In other words, institutional investors provide not only funds but also practical recommendations, networks, and support, which can be valuable to the companies that they invest in.

Institutional Investors Compliance

Advantages of Institutional Investors

1) Lower Fees

In most cases, institutional investors tend to trade on high-volume shares and only engage in large transactions, i.e., block trades of 10,000 shares or more with a significant amount of capital. Because of their large size and massive purchasing power, it enables them to negotiate better basis point fees for each transaction and the terms on their investment. Fees such as marketing or distribution expense ratios are also not charged to institutional traders.

2) Access to Securities

Institutional investors are able to gain access to many exclusive investment opportunities that individual investors do not. These transactions typically require large minimum buy-ins like commercial real estate, currencies, and future contracts.

Other transactions such as IPOs, forwards, and swaps are restricted because of the complexity and high-risk nature of the deals. Institutional traders are deemed to have the knowledge, experience, and ability to guard themselves against the risks. For these reasons, they may be exempted from certain regulations. In the US, institutional investors are entitled to buy private placements under Rule 506 of Regulation D as accredited investors.

This has allowed Institutional investors to obtain better investment prospects and achieve better-than-average market returns.

3) Resources and Professional Guidance

Small Investors Don't Always Choose Well

Managers who manage institutional funds are generally experts specialised in financial investment. These experienced managers are less prone to emotions such as greed and fear when compared to retail investors. Such emotions are one of the top reasons retail investors lose money. Moreover, institutional investors are also better equipped with various analytical tools and advanced technology, allowing them to make a more accurate financial analysis when reviewing investment options.

Conclusion

To sum up, institutional investors are large organisations that invest money on behalf of a pool of investors. There are many different types of institutional investors in the market. They tend to differ in terms of the amount of control, the level of risk tolerance, the level of liquidity, and the participation in the entity.

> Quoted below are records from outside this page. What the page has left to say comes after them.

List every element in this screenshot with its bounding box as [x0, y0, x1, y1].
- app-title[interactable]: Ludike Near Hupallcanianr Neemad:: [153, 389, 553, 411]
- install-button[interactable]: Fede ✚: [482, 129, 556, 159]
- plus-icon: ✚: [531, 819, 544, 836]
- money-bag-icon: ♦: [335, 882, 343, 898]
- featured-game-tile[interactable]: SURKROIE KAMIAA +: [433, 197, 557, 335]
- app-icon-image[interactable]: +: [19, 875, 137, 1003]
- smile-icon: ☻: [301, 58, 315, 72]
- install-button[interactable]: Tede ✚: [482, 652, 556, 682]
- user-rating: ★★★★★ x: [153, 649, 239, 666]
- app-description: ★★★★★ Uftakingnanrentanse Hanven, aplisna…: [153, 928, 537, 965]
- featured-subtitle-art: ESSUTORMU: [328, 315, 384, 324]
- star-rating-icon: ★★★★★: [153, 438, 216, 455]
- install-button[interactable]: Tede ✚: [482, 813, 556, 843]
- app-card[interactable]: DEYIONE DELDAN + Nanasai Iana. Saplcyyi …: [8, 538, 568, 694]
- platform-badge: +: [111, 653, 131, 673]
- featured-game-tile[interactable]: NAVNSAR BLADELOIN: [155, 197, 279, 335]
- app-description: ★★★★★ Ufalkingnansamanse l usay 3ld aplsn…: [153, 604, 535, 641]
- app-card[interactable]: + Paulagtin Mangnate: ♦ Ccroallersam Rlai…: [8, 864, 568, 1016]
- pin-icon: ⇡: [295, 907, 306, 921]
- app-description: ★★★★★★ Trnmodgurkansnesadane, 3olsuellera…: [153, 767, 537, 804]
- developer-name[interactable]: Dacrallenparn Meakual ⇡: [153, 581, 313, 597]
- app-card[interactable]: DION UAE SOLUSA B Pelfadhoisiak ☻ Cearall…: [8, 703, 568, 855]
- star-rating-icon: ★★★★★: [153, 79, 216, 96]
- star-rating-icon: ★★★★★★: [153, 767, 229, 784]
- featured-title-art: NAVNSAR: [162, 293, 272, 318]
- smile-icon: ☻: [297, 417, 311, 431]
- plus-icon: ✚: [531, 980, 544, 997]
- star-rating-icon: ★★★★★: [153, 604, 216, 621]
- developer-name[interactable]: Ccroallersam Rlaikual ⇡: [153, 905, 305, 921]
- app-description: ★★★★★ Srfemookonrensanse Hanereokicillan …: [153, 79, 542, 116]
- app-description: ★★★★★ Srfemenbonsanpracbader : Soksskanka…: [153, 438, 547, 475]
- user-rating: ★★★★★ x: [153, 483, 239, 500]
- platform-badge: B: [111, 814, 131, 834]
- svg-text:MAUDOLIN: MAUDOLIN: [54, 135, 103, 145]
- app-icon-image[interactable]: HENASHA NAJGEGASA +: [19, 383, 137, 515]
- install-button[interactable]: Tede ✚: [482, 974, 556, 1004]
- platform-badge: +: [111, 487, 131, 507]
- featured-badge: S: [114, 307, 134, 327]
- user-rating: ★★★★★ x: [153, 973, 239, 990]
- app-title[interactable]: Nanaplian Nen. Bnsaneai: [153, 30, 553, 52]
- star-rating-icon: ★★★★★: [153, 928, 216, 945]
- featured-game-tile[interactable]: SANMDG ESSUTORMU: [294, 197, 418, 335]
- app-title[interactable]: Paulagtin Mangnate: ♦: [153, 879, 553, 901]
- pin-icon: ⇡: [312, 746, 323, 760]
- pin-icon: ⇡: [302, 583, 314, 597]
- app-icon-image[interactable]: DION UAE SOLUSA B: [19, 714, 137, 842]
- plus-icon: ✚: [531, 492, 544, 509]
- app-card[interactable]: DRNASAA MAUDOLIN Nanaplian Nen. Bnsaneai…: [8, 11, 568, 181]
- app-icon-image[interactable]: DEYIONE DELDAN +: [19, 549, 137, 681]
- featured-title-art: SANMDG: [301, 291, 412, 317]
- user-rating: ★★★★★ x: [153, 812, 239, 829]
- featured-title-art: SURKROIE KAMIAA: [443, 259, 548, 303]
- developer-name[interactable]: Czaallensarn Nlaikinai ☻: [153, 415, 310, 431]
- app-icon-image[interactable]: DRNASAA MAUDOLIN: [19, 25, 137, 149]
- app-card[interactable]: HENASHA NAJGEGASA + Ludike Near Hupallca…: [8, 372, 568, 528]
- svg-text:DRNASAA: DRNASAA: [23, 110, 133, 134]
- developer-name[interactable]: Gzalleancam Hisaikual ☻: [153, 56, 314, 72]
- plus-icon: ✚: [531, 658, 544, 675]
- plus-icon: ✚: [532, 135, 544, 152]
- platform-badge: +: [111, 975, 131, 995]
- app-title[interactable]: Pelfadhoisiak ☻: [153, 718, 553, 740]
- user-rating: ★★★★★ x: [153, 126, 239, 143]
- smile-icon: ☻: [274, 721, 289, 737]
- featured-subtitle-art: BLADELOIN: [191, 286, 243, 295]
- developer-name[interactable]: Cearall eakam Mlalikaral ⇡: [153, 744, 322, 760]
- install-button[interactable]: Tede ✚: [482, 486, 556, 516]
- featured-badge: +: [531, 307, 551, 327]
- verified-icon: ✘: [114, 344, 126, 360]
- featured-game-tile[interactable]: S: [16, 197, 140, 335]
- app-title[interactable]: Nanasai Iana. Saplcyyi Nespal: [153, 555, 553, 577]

Institutional investors are vital to the capital markets. They exert great influence and considerable impacts on all asset classes and markets. They are also known to improve corporate governance and information transparency in the corporate world.

Since institutional investors often take part in large transactions, they may enjoy preferential treatments and lower acquisition fees when purchasing securities in the primary financial market. As a result, they are able to achieve better returns for their investments compared to retail investors.